I took delivery on one of these today. This is my first Japanese chef knife. This thing looks great and feels great in the hand. Can't wait to put it to use. Thanks Jon!


----------



## gregcss

Also, should I seal the handle and saya? I think I've read folks using oil and/or waxes. I have mineral oil and boos board cream (oil/wax mix) that I use on my boards. The boards do leave a little bit of oily feel in the hands so I would not want to use mineral oil on the knife handle or saya.


----------



## JBroida

board wax should work fine... i dont always use it right off the bat, but when the wood starts to feel or look dry, i give it a light coating


----------



## gregcss

JBroida said:


> board wax should work fine... i dont always use it right off the bat, but when the wood starts to feel or look dry, i give it a light coating



Thanks. I applied the board cream to the saya and handle as preventative maintenance. Wiped off and will let soak in over night.


----------



## KrutoyNozh

I have the 240mm Ikazuchi and it's been an amazing knife so far; some cucumbers have had their way with the core steel, and there it now sports a mild patina. For the handle and saya, I've used the JKI saya and handle wax. It's been wonderful for this and all of my other knives, and adds a noticeably darker, richer color--which I really appreciate--in addition to whatever its protective qualities may be. So a huge thumbs up (albeit from a novice!) on both the knife and the wax.


----------



## gregcss

KrutoyNozh said:


> I have the 240mm Ikazuchi and it's been an amazing knife so far; some cucumbers have had their way with the core steel, and there it now sports a mild patina. For the handle and saya, I've used the JKI saya and handle wax. It's been wonderful for this and all of my other knives, and adds a noticeably darker, richer color--which I really appreciate--in addition to whatever its protective qualities may be. So a huge thumbs up (albeit from a novice!) on both the knife and the wax.

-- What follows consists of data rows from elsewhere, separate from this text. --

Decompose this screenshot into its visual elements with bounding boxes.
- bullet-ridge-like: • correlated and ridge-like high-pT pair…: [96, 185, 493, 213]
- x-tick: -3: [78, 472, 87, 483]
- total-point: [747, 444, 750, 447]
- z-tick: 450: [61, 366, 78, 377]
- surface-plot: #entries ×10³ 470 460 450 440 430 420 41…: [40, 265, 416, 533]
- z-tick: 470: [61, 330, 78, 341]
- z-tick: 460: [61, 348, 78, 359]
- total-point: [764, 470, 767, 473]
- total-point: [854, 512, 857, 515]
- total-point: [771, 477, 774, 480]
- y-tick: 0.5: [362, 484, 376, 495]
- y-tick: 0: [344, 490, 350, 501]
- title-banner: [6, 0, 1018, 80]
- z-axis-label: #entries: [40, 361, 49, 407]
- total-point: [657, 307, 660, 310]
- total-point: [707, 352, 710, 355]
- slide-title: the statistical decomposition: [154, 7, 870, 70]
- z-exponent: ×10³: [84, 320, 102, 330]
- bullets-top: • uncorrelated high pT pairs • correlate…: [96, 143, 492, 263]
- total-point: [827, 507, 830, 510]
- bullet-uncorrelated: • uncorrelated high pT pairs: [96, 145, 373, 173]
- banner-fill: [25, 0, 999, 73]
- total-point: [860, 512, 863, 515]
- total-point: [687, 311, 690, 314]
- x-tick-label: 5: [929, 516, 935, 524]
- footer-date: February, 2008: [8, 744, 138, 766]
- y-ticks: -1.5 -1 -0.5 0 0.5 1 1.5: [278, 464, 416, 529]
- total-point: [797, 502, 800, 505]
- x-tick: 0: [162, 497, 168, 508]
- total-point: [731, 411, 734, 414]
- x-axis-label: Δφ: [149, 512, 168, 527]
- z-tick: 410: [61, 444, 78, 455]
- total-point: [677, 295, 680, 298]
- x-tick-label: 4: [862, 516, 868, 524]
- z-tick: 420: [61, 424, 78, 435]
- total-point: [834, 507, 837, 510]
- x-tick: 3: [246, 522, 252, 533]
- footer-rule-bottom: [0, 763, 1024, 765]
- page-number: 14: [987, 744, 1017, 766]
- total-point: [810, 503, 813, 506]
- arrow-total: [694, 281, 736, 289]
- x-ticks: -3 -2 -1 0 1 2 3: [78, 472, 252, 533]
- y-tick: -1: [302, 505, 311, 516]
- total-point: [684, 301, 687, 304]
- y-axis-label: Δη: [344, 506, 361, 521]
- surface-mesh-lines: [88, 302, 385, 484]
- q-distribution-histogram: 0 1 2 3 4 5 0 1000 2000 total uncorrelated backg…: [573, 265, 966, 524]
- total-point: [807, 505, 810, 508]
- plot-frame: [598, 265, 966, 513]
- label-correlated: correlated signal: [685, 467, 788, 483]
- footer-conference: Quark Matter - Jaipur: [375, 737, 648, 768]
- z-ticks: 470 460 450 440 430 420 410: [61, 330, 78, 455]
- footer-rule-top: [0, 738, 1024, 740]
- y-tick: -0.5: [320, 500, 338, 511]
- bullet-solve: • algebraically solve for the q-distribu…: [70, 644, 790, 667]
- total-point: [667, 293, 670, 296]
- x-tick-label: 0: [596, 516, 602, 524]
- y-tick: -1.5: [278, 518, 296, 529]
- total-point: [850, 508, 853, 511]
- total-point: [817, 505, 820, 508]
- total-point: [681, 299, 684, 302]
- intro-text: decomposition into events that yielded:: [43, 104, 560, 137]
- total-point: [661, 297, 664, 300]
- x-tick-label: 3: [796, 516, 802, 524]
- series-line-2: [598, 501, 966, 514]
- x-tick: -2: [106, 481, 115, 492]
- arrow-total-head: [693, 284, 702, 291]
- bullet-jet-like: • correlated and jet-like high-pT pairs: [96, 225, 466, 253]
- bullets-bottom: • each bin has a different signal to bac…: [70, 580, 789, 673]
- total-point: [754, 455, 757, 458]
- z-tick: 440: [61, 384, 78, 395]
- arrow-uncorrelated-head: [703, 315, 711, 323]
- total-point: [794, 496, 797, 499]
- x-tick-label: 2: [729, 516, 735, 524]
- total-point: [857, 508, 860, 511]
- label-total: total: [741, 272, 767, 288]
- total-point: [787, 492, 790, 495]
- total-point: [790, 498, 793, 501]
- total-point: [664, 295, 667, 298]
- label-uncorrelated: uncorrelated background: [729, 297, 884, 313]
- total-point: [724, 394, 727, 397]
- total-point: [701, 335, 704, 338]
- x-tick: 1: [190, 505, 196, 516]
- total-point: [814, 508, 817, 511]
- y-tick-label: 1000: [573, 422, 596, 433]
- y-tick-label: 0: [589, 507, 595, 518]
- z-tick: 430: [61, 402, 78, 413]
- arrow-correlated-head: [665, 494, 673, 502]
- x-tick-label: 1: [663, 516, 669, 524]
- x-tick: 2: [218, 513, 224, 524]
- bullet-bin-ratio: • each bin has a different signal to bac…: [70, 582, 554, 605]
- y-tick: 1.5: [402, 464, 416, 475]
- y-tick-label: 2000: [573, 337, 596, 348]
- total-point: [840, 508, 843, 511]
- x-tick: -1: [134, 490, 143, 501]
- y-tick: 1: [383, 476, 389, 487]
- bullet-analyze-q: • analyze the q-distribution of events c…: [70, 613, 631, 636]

I've had mine for a few months now. It's my first j knife and like it. Tomatoes seem to be a minor challenge but the performance there is directly related to my sharpening.


----------



## Sharp-Hamono

augerpro said:


> I imagine the ho wood handle helps tilt the balance forward which IMHO helps with momentum chopping. So bottom line, more weight than a laser, but a thin grind that performs well, and good steel and price? So if you don't need a weighty knife for chopping, a pretty fantastic knife at the price?





Castalia said:


> My 240mm Ikazuchi gyuto is 135 g. In comparison I just weighed my shigefusa 210mm gyuto and it was 172g.




I have an Ikazuchi 240mm and it's the lightest gyuto I own, but the balance is so much farther forward of where I'd normally grip that it really does give the knife a good weighty feel on the cutting board. Mine comes in at around 144 grams on my (cheap) postal scale. Mine also measures a bit longer than some other 240's. The length of the edge is about 1/4" longer than the edge on my Tanaka 240 and almost 3/4" longer than on my Gesshin Uraku W#2 240 (which seems to run a little short itself).


----------